Départ d'Henri-Paul Rousseau pour la Caisse de dépôt - Raymond McManus prend les rênes de la Banque Laurentienne

Le nom de Raymond McManus est sorti du chapeau hier: c'est lui qui dirigera dorénavant les destinées de la Banque Laurentienne et de B2B Trust. Le candidat McManus a été retenu pour son expérience dans le domaine financier, parce qu'il connaît l'entreprise sur le bout de ses doigts et parce qu'il est lui-même un entrepreneur.

Natif du Nouveau-Brunswick, M. McManus habite Montréal depuis la fin des années 60. L'homme de 60 ans succède ainsi à Henri-Paul Rousseau, nommé il y a quelques jours à la tête de la Caisse de dépôt et placement du Québec. Il entrera en fonction officiellement le 1er août et compte rester en poste cinq ans, soit jusqu'à sa retraite.


«Mon objectif est de maximiser les profits», a dit M. McManus lors d'une rencontre avec les médias hier après-midi. «Je suis une personne qui aime la compétition. J'aime brasser des affaires. Je suis un entrepreneur.»


Le président du comité des ressources humaines de l'entreprise, Pierre Michaud, a expliqué que Raymond McManus faisait partie du plan de succession permanent depuis deux ans. Il était donc désigné par le conseil d'administration pour remplacer le président s'il lui arrivait un pépin.


Était-ce parce que M. Rousseau voulait partir depuis un certain temps déjà? Non, a vivement répondu ce dernier. «Toute bonne entreprise a un plan de relève et un plan de succession. Si on ne le faisait pas, ce serait mal gérer l'entreprise», a-t-il répliqué.





Sa carrière


Raymond McManus siège au conseil d'administration de la Banque Laurentienne depuis 14 ans. Au cours de sa carrière, il a travaillé à la Banque Royale du Canada de 1960 à 1978 avant de faire partie de l'équipe de direction de la Banque mercantile du Canada jusqu'en 1986.


Depuis, il dirige la société financière Cafa, une firme de consultants spécialisée dans les fusions et les acquisitions d'entreprises. Raymond McManus démissionnera de ce poste le 31 juillet, tout comme il se retirera de tous les conseils d'administration auxquels il siège. «J'ai aussi offert de mettre mes actions en fiducie», a-t-il ajouté.

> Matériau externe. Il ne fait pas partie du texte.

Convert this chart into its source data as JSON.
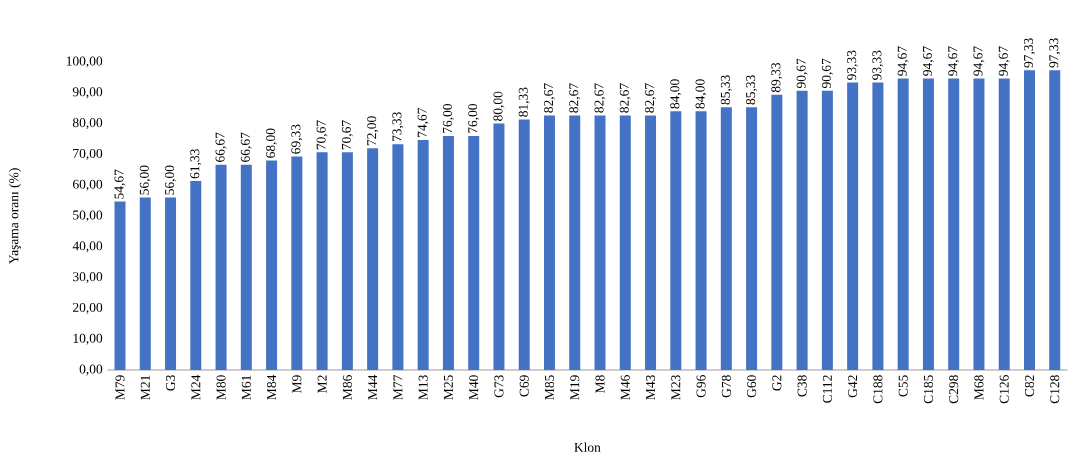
{
  "chart_data": {
    "type": "bar",
    "xlabel": "Klon",
    "ylabel": "Yaşama oranı (%)",
    "color": "#4472c4",
    "categories": [
      "M79",
      "M21",
      "G3",
      "M24",
      "M80",
      "M61",
      "M84",
      "M9",
      "M2",
      "M86",
      "M44",
      "M77",
      "M13",
      "M25",
      "M40",
      "G73",
      "C69",
      "M85",
      "M19",
      "M8",
      "M46",
      "M43",
      "M23",
      "G96",
      "G78",
      "G60",
      "G2",
      "C38",
      "C112",
      "G42",
      "C188",
      "C55",
      "C185",
      "C298",
      "M68",
      "C126",
      "C82",
      "C128"
    ],
    "values": [
      54.67,
      56,
      56,
      61.33,
      66.67,
      66.67,
      68,
      69.33,
      70.67,
      70.67,
      72,
      73.33,
      74.67,
      76,
      76,
      80,
      81.33,
      82.67,
      82.67,
      82.67,
      82.67,
      82.67,
      84,
      84,
      85.33,
      85.33,
      89.33,
      90.67,
      90.67,
      93.33,
      93.33,
      94.67,
      94.67,
      94.67,
      94.67,
      94.67,
      97.33,
      97.33
    ],
    "value_labels": [
      "54,67",
      "56,00",
      "56,00",
      "61,33",
      "66,67",
      "66,67",
      "68,00",
      "69,33",
      "70,67",
      "70,67",
      "72,00",
      "73,33",
      "74,67",
      "76,00",
      "76,00",
      "80,00",
      "81,33",
      "82,67",
      "82,67",
      "82,67",
      "82,67",
      "82,67",
      "84,00",
      "84,00",
      "85,33",
      "85,33",
      "89,33",
      "90,67",
      "90,67",
      "93,33",
      "93,33",
      "94,67",
      "94,67",
      "94,67",
      "94,67",
      "94,67",
      "97,33",
      "97,33"
    ],
    "ylim": [
      0,
      100
    ],
    "yticks": [
      {
        "value": 0,
        "label": "0,00"
      },
      {
        "value": 10,
        "label": "10,00"
      },
      {
        "value": 20,
        "label": "20,00"
      },
      {
        "value": 30,
        "label": "30,00"
      },
      {
        "value": 40,
        "label": "40,00"
      },
      {
        "value": 50,
        "label": "50,00"
      },
      {
        "value": 60,
        "label": "60,00"
      },
      {
        "value": 70,
        "label": "70,00"
      },
      {
        "value": 80,
        "label": "80,00"
      },
      {
        "value": 90,
        "label": "90,00"
      },
      {
        "value": 100,
        "label": "100,00"
      }
    ],
    "data_labels": false
  }
}
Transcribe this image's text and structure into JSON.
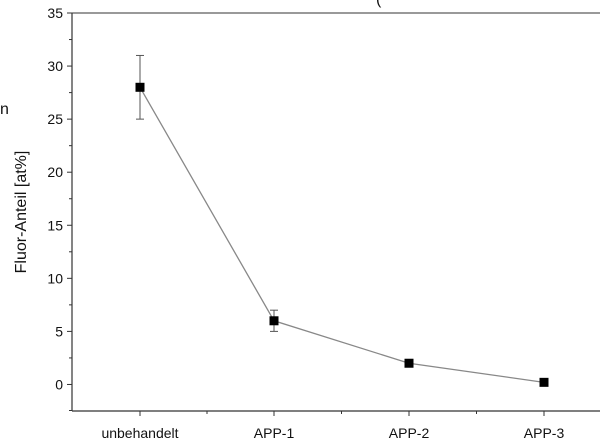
{
  "chart_data": {
    "type": "line",
    "title": "",
    "xlabel": "",
    "ylabel": "Fluor-Anteil [at%]",
    "categories": [
      "unbehandelt",
      "APP-1",
      "APP-2",
      "APP-3"
    ],
    "series": [
      {
        "values": [
          28,
          6,
          2,
          0.2
        ],
        "error": [
          3,
          1,
          0.3,
          0.2
        ]
      }
    ],
    "ylim": [
      -2.5,
      35
    ],
    "yticks": [
      0,
      5,
      10,
      15,
      20,
      25,
      30,
      35
    ],
    "grid": false,
    "legend": "none",
    "colors": {
      "line": "#888888",
      "marker": "#000000",
      "errorbar": "#555555",
      "axis": "#333333"
    }
  },
  "fragments": {
    "top_clipped": "(",
    "left_clipped": "n"
  }
}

Le nouveau président a d'abord et avant tout pour mandat d'assurer la continuité. Pour le moment, pas question de partir à la chasse aux partenaires d'affaires ou de dénicher un acheteur, affirme-t-il. «J'entends poursuivre la stratégie de croissance et assurer la rentabilité dans chacun des secteurs où la Banque Laurentienne est présente. Nous avons un bon plan d'affaires. [...] La banque a trouvé des niches qui conviennent bien à sa taille.»


Au premier trimestre, l'entreprise a enregistré une perte de 18 millions, recul attribuable en quasi-totalité à un prêt accordé à Téléglobe. Raymond McManus a qualifié cet épisode d'«accident» et assuré les actionnaires qu'il «n'y aura pas d'autres surprises». Il a cependant ajouté qu'il examinera le dossier de très près.


Quant aux relations tendues entre la direction et ses employés (la Banque Laurentienne est la seule banque canadienne syndiquée et les négociations pour le renouvellement de la convention collective sont houleuses), Raymond McManus a bien pesé ses mots. «Il faut trouver une solution gagnante pour tout le monde.»


Le salaire du nouveau président sera comparable à celui versé à Henri-Paul Rousseau. L'an dernier, le président de la Banque Laurentienne a empoché un salaire de 550 000 $ auquel se sont ajoutées des primes au rendement de 650 000 $ et des options d'achat d'actions. M. McManus détient actuellement quelque 5000 actions de l'entreprise.